Establish deployment workflows
TThe main goal of establishing deployment workflows is to promote changes to production frequently. This will result in faster feedback, reduced risk due to smaller changes being promoted, more efficient development processes, and encourage a culture of continuous improvement.
To deploy Cognite Data Fusion (CDF), we recommend that you use the Agile methodology and establish DevOps and DataOps workflows to manage the implementation.
-
DevOps is the combination of people, processes, and tools that enable you to rapidly deliver high-quality solutions and value from software development (Dev) and IT operations (Ops).
-
DataOps (Data Operations) is a set of tools and practices to manage your data's lifecycle through collaboration and automation.
DevOps
To automate how you build and test your code, we recommend that you run continuous integration (CI) every time a team member commits changes to the version control system.
Continuous delivery (CD) is the preferred method to test, configure, and deploy from one environment to the next.
Continuous integration (CI)
The continuous integration (CI) process automates the building and testing of code. For each small task they complete, developers merge their code and configuration changes into a shared version control repository. This triggers the integration process to build, test, and validate the full branch that the code is a part of.
CI helps you identify defects and bugs early, making them less expensive to fix. Another benefit is that CI enables you to shorten the release cycle and improve your release pipeline by deploying more frequently.
Teams typically use modern version control systems such as Git to organize their code and isolate their work. Depending on the type of component they're working on and the development phase they're in, each development team establishes policies, strategies, documentation, and automated testing to ensure that they keep a consistent build quality.
Continuous deployment (CD)
Continuous delivery (CD) is the process to test, configure, and promote from a development to a production environment. By establishing successive testing and staging areas, you create a release pipeline with automatic setup of infrastructure and deployment of new builds. All environments use the same type and version of infrastructure components and allow you to test solutions in production-like environments early in the development cycle.
The CD process starts from the continuous integration (CI), and the release pipeline promotes code from one area to the next as it meets the necessary quality requirements. Promoting code from one area to the next can also depend on approval and sign-off from a decision-maker.
For a production grade Cognite Data Fusion (CDF) implementation that contain solutions with high requirements on availability and reliability, we recommend that you set up a three separate areas in your release pipeline:
-
Development
This is the area where the development team write the code and configure the solution. In this area, the data characteristics are the most critical factor, and the volume of data is less critical. All code and configuration go through mandatory testing. When a single change or a whole module has been validated and passes the requisite test criteria, the CI/CD pipelines promote it to the Testing environment.
-
Testing
This area is where the subject matter experts and other stakeholders do rigorous acceptance testing of new code and configurations. Ideally, they test a single change or module at the time, but depending on their bandwidth, they may test several changes or modules concurrently. In this area, the data should include all the production data sets. Key representatives from the development team should have access to this area to validate (or debug) modules with production data.
-
Production
This is the area where end-users of the solution work with live data. If necessary, representatives from the development team can have access to this area to monitor the solution.
DataOps
When you rely on data to make operational decisions, you must know when the data is reliable and that end-users understand when they can depend on the data to make decisions.

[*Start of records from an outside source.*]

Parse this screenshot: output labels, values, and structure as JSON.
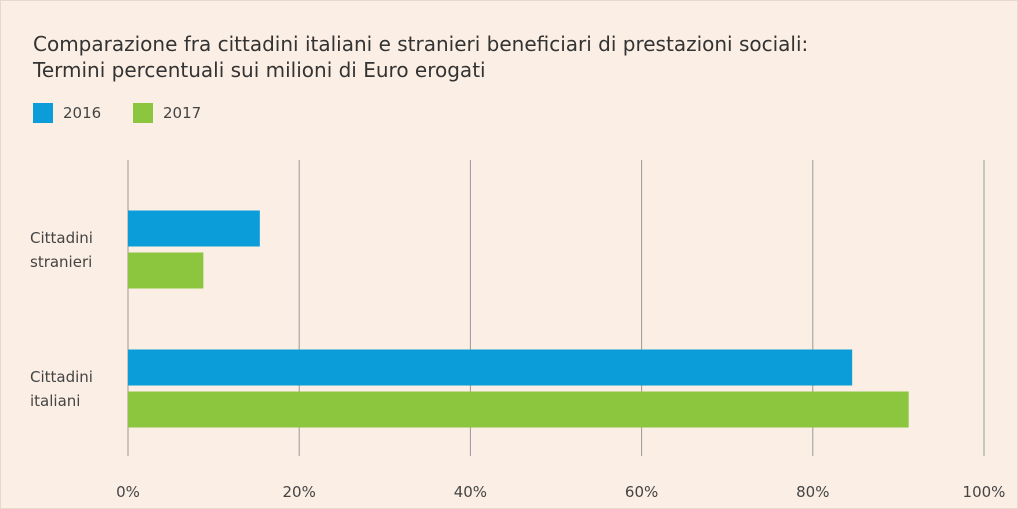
{
  "chart_data": {
    "type": "hbar",
    "title": "Comparazione fra cittadini italiani e stranieri beneficiari di prestazioni sociali:",
    "subtitle": "Termini percentuali sui milioni di Euro erogati",
    "categories": [
      "Cittadini stranieri",
      "Cittadini italiani"
    ],
    "series": [
      {
        "name": "2016",
        "color": "#0a9dd9",
        "values": [
          15.4,
          84.6
        ]
      },
      {
        "name": "2017",
        "color": "#8cc63f",
        "values": [
          8.8,
          91.2
        ]
      }
    ],
    "xlim": [
      0,
      100
    ],
    "xticks": [
      {
        "value": 0,
        "label": "0%"
      },
      {
        "value": 20,
        "label": "20%"
      },
      {
        "value": 40,
        "label": "40%"
      },
      {
        "value": 60,
        "label": "60%"
      },
      {
        "value": 80,
        "label": "80%"
      },
      {
        "value": 100,
        "label": "100%"
      }
    ],
    "grid": true
  }
}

Tools like extractors, transformations, data sets, contextualization, and machine learning models allow people from different disciplines across your organization to work together to establish, automate, and continuously optimize your data management and decision making practices.
When deploying Cognite Data Fusion (CDF), we recommend that you use CDF's robust data operations features combined with you preferred DevOps tools to ensure that the implementation teams have access to source data representing the final production environment in all project stages. The feature set from CDF will, for example, provide improved lineage, observability, and alerting mechanisms if there are failures in your data pipeline.
For some part of your data operations you will want to complement the CDF tools with your preferred toolset. This may be for version handling of contextualization, deployment pipelines for transformations, or monitoring of a custom data cleansing step. CDF integrates well with many such tools using our API or connectors.